The summations of interest is following:

$$\sum_{i=0}^{\lfloor\sqrt n\rfloor}\binom{n}{i^2}$$ $$\sum_{i\in\{a,q+a,2q+a\dots,\lfloor\sqrt n\rfloor\}}\binom{n}{i^2}$$ where $q<n$ and $a\in\{0,1,\dots,q-1\}.$

Is there a tight asymptotic bound on these?

Answer 1

As stated under the OEIS entry $\texttt{A003099}$ mentioned in comments, the quantity $$f(n)=\frac{\sqrt n}{2^n}\sum_{k\geqslant 0}\binom{n}{k^2}$$ stays bounded, in $(\approx 0.587,\approx 0.827)$ for large $n$. More precisely, one obtains

For any $x\in\mathbb{R}$ we have $\displaystyle\color{blue}{\lim_{n\to\infty}f\big(\lfloor2(n+x)^2\rfloor\big)=\sqrt\frac2\pi\sum_{m\in\mathbb{Z}}e^{-4(m-x)^2}}$.

The idea is basically to put $k=n+m$ above, and use the following consequence $$\lim_{n\to\infty}\frac{\sqrt{2n(n+a)+b}}{2^{2n(n+a)+b}}\binom{2n(n+a)+b}{(n+m)^2}=\sqrt\frac2\pi e^{-(2m-a)^2}$$ of Stirling's formula.

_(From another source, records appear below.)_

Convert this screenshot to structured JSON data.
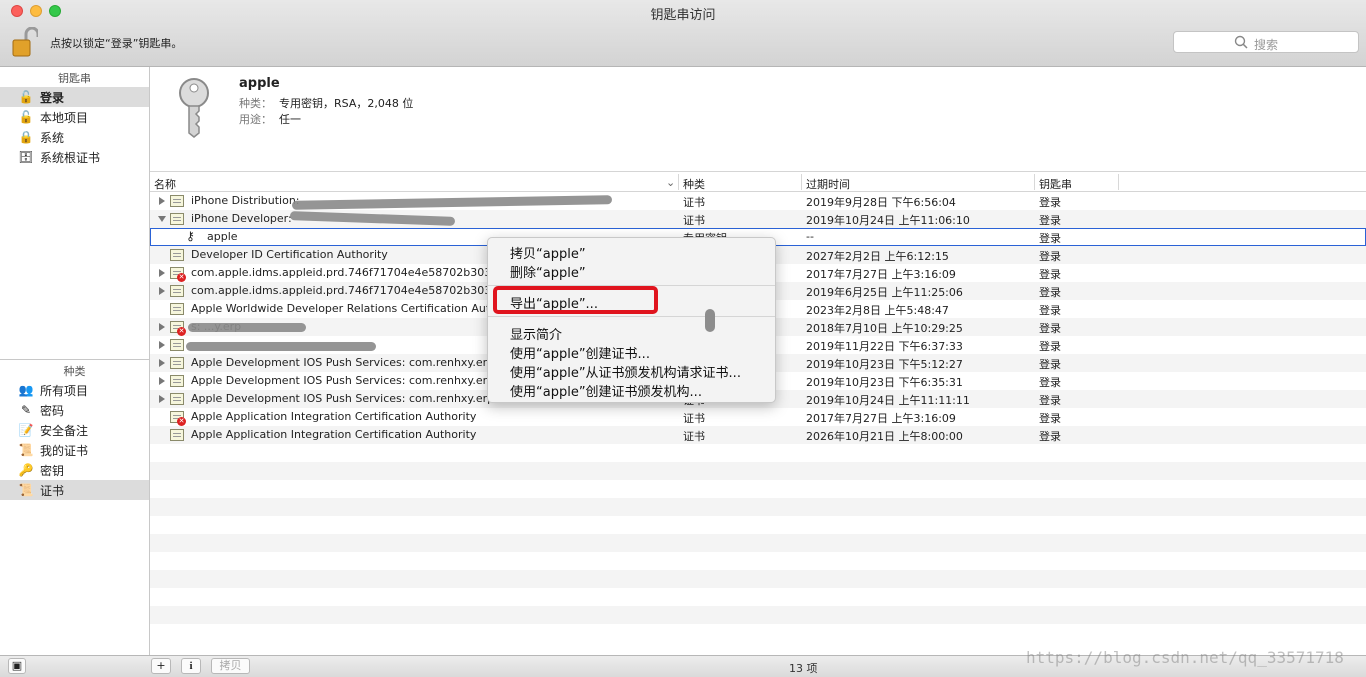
{
  "window": {
    "title": "钥匙串访问"
  },
  "toolbar": {
    "lock_text": "点按以锁定“登录”钥匙串。",
    "search_placeholder": "搜索"
  },
  "sidebar": {
    "keychains_header": "钥匙串",
    "keychains": [
      "登录",
      "本地项目",
      "系统",
      "系统根证书"
    ],
    "category_header": "种类",
    "categories": [
      "所有项目",
      "密码",
      "安全备注",
      "我的证书",
      "密钥",
      "证书"
    ]
  },
  "detail": {
    "name": "apple",
    "kind_label": "种类：",
    "kind_value": "专用密钥，RSA，2,048 位",
    "usage_label": "用途：",
    "usage_value": "任一"
  },
  "table": {
    "headers": [
      "名称",
      "种类",
      "过期时间",
      "钥匙串"
    ],
    "rows": [
      {
        "name": "iPhone Distribution:",
        "kind": "证书",
        "date": "2019年9月28日 下午6:56:04",
        "keychain": "登录"
      },
      {
        "name": "iPhone Developer:",
        "kind": "证书",
        "date": "2019年10月24日 上午11:06:10",
        "keychain": "登录"
      },
      {
        "name": "apple",
        "kind": "专用密钥",
        "date": "--",
        "keychain": "登录"
      },
      {
        "name": "Developer ID Certification Authority",
        "kind": "证书",
        "date": "2027年2月2日 上午6:12:15",
        "keychain": "登录"
      },
      {
        "name": "com.apple.idms.appleid.prd.746f71704e4e58702b30383",
        "kind": "证书",
        "date": "2017年7月27日 上午3:16:09",
        "keychain": "登录"
      },
      {
        "name": "com.apple.idms.appleid.prd.746f71704e4e58702b30383",
        "kind": "证书",
        "date": "2019年6月25日 上午11:25:06",
        "keychain": "登录"
      },
      {
        "name": "Apple Worldwide Developer Relations Certification Authori",
        "kind": "证书",
        "date": "2023年2月8日 上午5:48:47",
        "keychain": "登录"
      },
      {
        "name": "s: ...y.erp",
        "kind": "证书",
        "date": "2018年7月10日 上午10:29:25",
        "keychain": "登录"
      },
      {
        "name": "",
        "kind": "证书",
        "date": "2019年11月22日 下午6:37:33",
        "keychain": "登录"
      },
      {
        "name": "Apple Development IOS Push Services: com.renhxy.erp",
        "kind": "证书",
        "date": "2019年10月23日 下午5:12:27",
        "keychain": "登录"
      },
      {
        "name": "Apple Development IOS Push Services: com.renhxy.erp",
        "kind": "证书",
        "date": "2019年10月23日 下午6:35:31",
        "keychain": "登录"
      },
      {
        "name": "Apple Development IOS Push Services: com.renhxy.erp",
        "kind": "证书",
        "date": "2019年10月24日 上午11:11:11",
        "keychain": "登录"
      },
      {
        "name": "Apple Application Integration Certification Authority",
        "kind": "证书",
        "date": "2017年7月27日 上午3:16:09",
        "keychain": "登录"
      },
      {
        "name": "Apple Application Integration Certification Authority",
        "kind": "证书",
        "date": "2026年10月21日 上午8:00:00",
        "keychain": "登录"
      }
    ]
  },
  "context_menu": {
    "items": [
      "拷贝“apple”",
      "删除“apple”",
      "导出“apple”...",
      "显示简介",
      "使用“apple”创建证书...",
      "使用“apple”从证书颁发机构请求证书...",
      "使用“apple”创建证书颁发机构..."
    ]
  },
  "bottom": {
    "add": "+",
    "info": "i",
    "copy": "拷贝",
    "count": "13 项"
  },
  "watermark": "https://blog.csdn.net/qq_33571718",
  "colors": {
    "highlight": "#e0141e",
    "selection": "#2a62d6"
  }
}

Thus, the exact values of the bounds are \begin{align*}\limsup_{n\to\infty}f(n)&=\sqrt\frac2\pi\sum_{m\in\mathbb{Z}}e^{-(2m)^2}&={0.827112271364145742192103543257}\cdots\\ \liminf_{n\to\infty}f(n)&=\sqrt\frac2\pi\sum_{m\in\mathbb{Z}}e^{-(2m-1)^2}&={0.587247586271786487501375771221}\cdots\end{align*}

I'm sure that the second (more general) sum in the question can be handled similarly.